Case #3 – Threadless: The Business of Community

By • on May 31, 2011

A question that I get asked a lot in classes around open innovation is how to make money from being open. For example, no one would disagree that a large user community is a nice-to-have, but how can you best turn it into a profitable source of innovation? The multimedia case Threadless: The Business of Community (Product Number 608707) by Karim Lakhani and Zahra Kanji captures this aspect of open innovation beautifully, and also makes clear how it can be approached. Specifically, the case describes T-shirt manufacturer Threadless (once named America’s most innovative company by Inc. magazine) and delves into the business model they have designed around their community.

Threadless has implemented a business model based on empowerment of users and customers (see Martin Schreier’s research on this topic!): not only can people in Threadless’s community make suggestions about new T-shirt designs, they can also vote which ones the company should manufacture! To be able to do so, Threadless has taken considerable effort to facilitate the evolution and well-being of its community, and to design a successful business model on top.

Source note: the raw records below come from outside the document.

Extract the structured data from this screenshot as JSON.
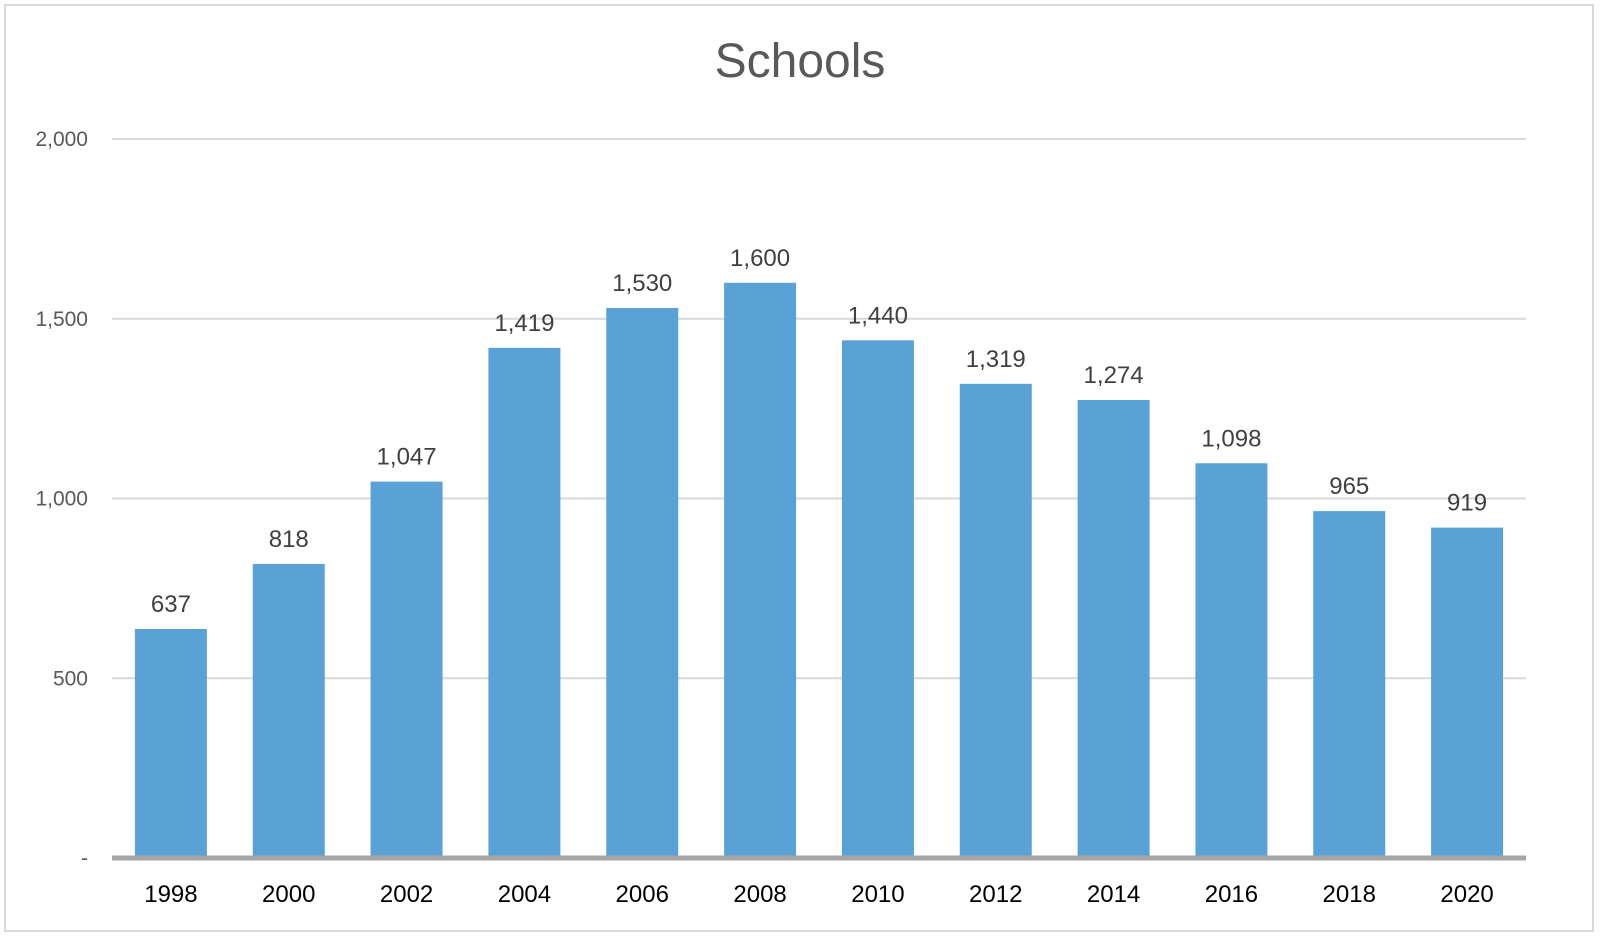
{
  "chart_data": {
    "type": "bar",
    "title": "Schools",
    "xlabel": "",
    "ylabel": "",
    "categories": [
      "1998",
      "2000",
      "2002",
      "2004",
      "2006",
      "2008",
      "2010",
      "2012",
      "2014",
      "2016",
      "2018",
      "2020"
    ],
    "values": [
      637,
      818,
      1047,
      1419,
      1530,
      1600,
      1440,
      1319,
      1274,
      1098,
      965,
      919
    ],
    "data_labels": [
      "637",
      "818",
      "1,047",
      "1,419",
      "1,530",
      "1,600",
      "1,440",
      "1,319",
      "1,274",
      "1,098",
      "965",
      "919"
    ],
    "ylim": [
      0,
      2000
    ],
    "yticks": [
      0,
      500,
      1000,
      1500,
      2000
    ],
    "ytick_labels": [
      "-",
      "500",
      "1,000",
      "1,500",
      "2,000"
    ],
    "grid": true,
    "legend": "none",
    "colors": {
      "bar": "#5aa2d6",
      "grid": "#d9d9d9",
      "axis": "#a6a6a6"
    }
  }
}
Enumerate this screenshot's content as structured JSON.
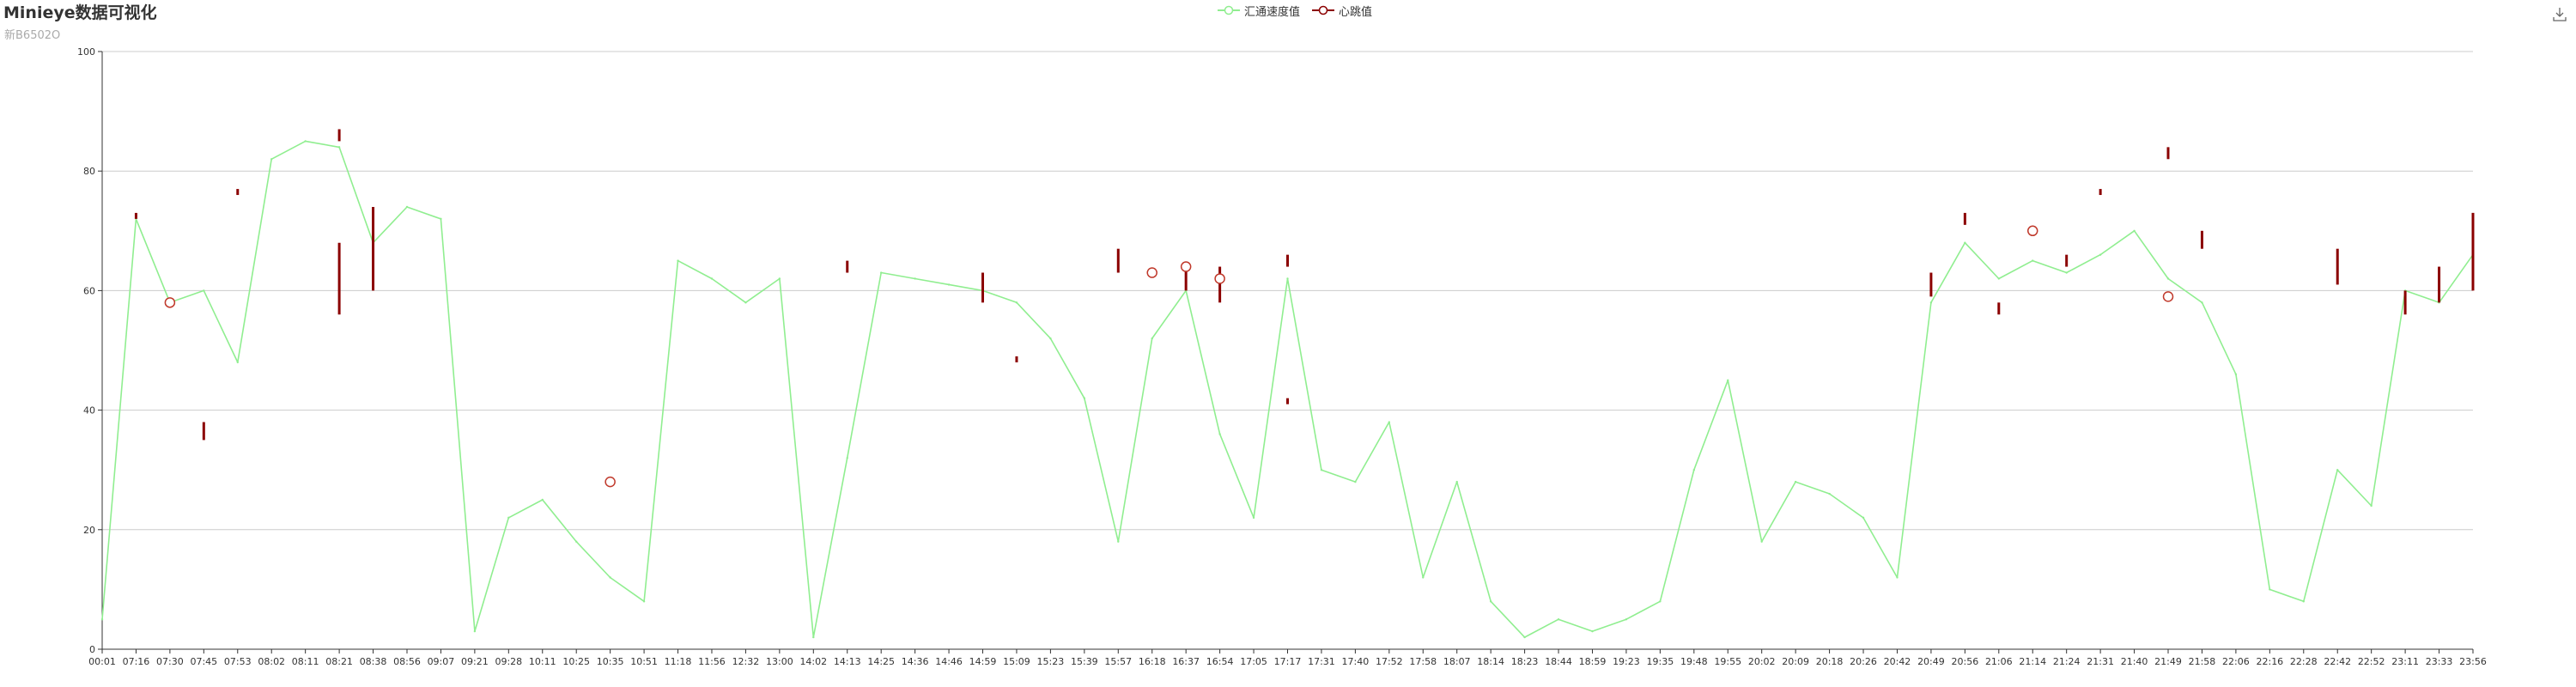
{
  "chart_data": {
    "type": "line",
    "title": "Minieye数据可视化",
    "subtitle": "新B6502O",
    "xlabel": "",
    "ylabel": "",
    "ylim": [
      0,
      100
    ],
    "yticks": [
      0,
      20,
      40,
      60,
      80,
      100
    ],
    "grid": true,
    "legend_position": "top-center",
    "categories": [
      "00:01",
      "07:16",
      "07:30",
      "07:45",
      "07:53",
      "08:02",
      "08:11",
      "08:21",
      "08:38",
      "08:56",
      "09:07",
      "09:21",
      "09:28",
      "10:11",
      "10:25",
      "10:35",
      "10:51",
      "11:18",
      "11:56",
      "12:32",
      "13:00",
      "14:02",
      "14:13",
      "14:25",
      "14:36",
      "14:46",
      "14:59",
      "15:09",
      "15:23",
      "15:39",
      "15:57",
      "16:18",
      "16:37",
      "16:54",
      "17:05",
      "17:17",
      "17:31",
      "17:40",
      "17:52",
      "17:58",
      "18:07",
      "18:14",
      "18:23",
      "18:44",
      "18:59",
      "19:23",
      "19:35",
      "19:48",
      "19:55",
      "20:02",
      "20:09",
      "20:18",
      "20:26",
      "20:42",
      "20:49",
      "20:56",
      "21:06",
      "21:14",
      "21:24",
      "21:31",
      "21:40",
      "21:49",
      "21:58",
      "22:06",
      "22:16",
      "22:28",
      "22:42",
      "22:52",
      "23:11",
      "23:33",
      "23:56"
    ],
    "series": [
      {
        "name": "汇通速度值",
        "color": "#90ee90",
        "values": [
          5,
          72,
          58,
          60,
          48,
          82,
          85,
          84,
          68,
          74,
          72,
          3,
          22,
          25,
          18,
          12,
          8,
          65,
          62,
          58,
          62,
          2,
          32,
          63,
          62,
          61,
          60,
          58,
          52,
          42,
          18,
          52,
          60,
          36,
          22,
          62,
          30,
          28,
          38,
          12,
          28,
          8,
          2,
          5,
          3,
          5,
          8,
          30,
          45,
          18,
          28,
          26,
          22,
          12,
          58,
          68,
          62,
          65,
          63,
          66,
          70,
          62,
          58,
          46,
          10,
          8,
          30,
          24,
          60,
          58,
          66
        ]
      },
      {
        "name": "心跳值",
        "color": "#8b0000",
        "markers": [
          {
            "category": "07:30",
            "value": 58
          },
          {
            "category": "10:35",
            "value": 28
          },
          {
            "category": "16:18",
            "value": 63
          },
          {
            "category": "16:37",
            "value": 64
          },
          {
            "category": "16:54",
            "value": 62
          },
          {
            "category": "21:14",
            "value": 70
          },
          {
            "category": "21:49",
            "value": 59
          }
        ],
        "segments": [
          {
            "category": "07:16",
            "values": [
              72,
              73
            ]
          },
          {
            "category": "07:45",
            "values": [
              35,
              38
            ]
          },
          {
            "category": "07:53",
            "values": [
              76,
              77
            ]
          },
          {
            "category": "08:21",
            "values": [
              85,
              87
            ]
          },
          {
            "category": "08:21",
            "values": [
              56,
              68
            ]
          },
          {
            "category": "08:38",
            "values": [
              60,
              74
            ]
          },
          {
            "category": "14:13",
            "values": [
              63,
              65
            ]
          },
          {
            "category": "14:59",
            "values": [
              58,
              63
            ]
          },
          {
            "category": "15:09",
            "values": [
              48,
              49
            ]
          },
          {
            "category": "15:57",
            "values": [
              63,
              67
            ]
          },
          {
            "category": "16:37",
            "values": [
              60,
              64
            ]
          },
          {
            "category": "16:54",
            "values": [
              58,
              64
            ]
          },
          {
            "category": "17:17",
            "values": [
              41,
              42
            ]
          },
          {
            "category": "17:17",
            "values": [
              64,
              66
            ]
          },
          {
            "category": "20:49",
            "values": [
              59,
              63
            ]
          },
          {
            "category": "20:56",
            "values": [
              71,
              73
            ]
          },
          {
            "category": "21:06",
            "values": [
              56,
              58
            ]
          },
          {
            "category": "21:24",
            "values": [
              64,
              66
            ]
          },
          {
            "category": "21:31",
            "values": [
              76,
              77
            ]
          },
          {
            "category": "21:49",
            "values": [
              82,
              84
            ]
          },
          {
            "category": "21:58",
            "values": [
              67,
              70
            ]
          },
          {
            "category": "22:42",
            "values": [
              61,
              67
            ]
          },
          {
            "category": "23:11",
            "values": [
              56,
              60
            ]
          },
          {
            "category": "23:33",
            "values": [
              58,
              64
            ]
          },
          {
            "category": "23:56",
            "values": [
              60,
              73
            ]
          }
        ]
      }
    ]
  },
  "toolbar": {
    "save_icon": "download-icon"
  }
}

The case itself is interactive – it features a series of video interviews with Threadless’s somewhat unconventional management team, designers that are part of the community, and customers. This information is crucial to answer questions like “Why would people contribute?” and “How can they make money of this?” which are necessary to understand the core issue articulated in the case, which is whether or not to accept the offer by a major retail chain which wants to feature Threadless T-shirts in their stores. Interestingly, videos exist supporting both the build-up to the decision as well as its aftermath. Both types are extremely stimulating for a class discussion to scrutinize the general validity of open business models and their specific implementation by Threadless,

Since the case is very new, I’ve found that many students are familiar with, or at least greatly interested in, the topic. In addition, the availability of interactive elements allows using this case with audiences that are less familiar with the case method. Even better, I have seen this case being taught to an MBA audience where a large share of the class had not read the case, and where the instructor got students up to speed by showing a selection of the videos and key data, and initializing class discussion afterwards. Thus, it will be easily possible to integrate case into a larger course or a single class, neither of which need to be case-based. Furthermore, while the way in which the material needs to be organized and approached of course needs to vary, this is one of few cases in my portfolio which I would not hesitate to use for any target audience from 4th-year-undergraduates to executives (but be prepared to address the “this may work for T-shirts, but how does it apply to my industry” type of question). Also, there are varying angles you can take on it, ranging from a “organization” focus on community management and business model design (which elements are in place, what do they do, and how do they work together), to a “strategy” notion, focusing on the decision of whether or not to take the offer by the retailer, and why or why not.

Admittedly, the Threadless case falls into the core area of my research and I know the company well, so I have no problem in tailoring this case toward my specific needs. However, the accompanying teaching note (HBS Case 5-608-169) is a great help if you are new to the phenomenon, the theory behind it, or both, and also contains information on the issue of generalizability mentioned above. Slight problems may be caused by the multimedia nature of the case, which requires some coordination on distribution (i.e., students might need to receive a CD in advance if you want them to prepare the case using all available materials). Nevertheless, I would consider Threadless to be my “standard” case for community-based open business models.


Karim R. Lakhani, Zahra Kanji “Threadless: The Business of Community” Multimedia Case 608707, Harvard Business School Publishing, June 30, 2008., last accessed May 31, 2011.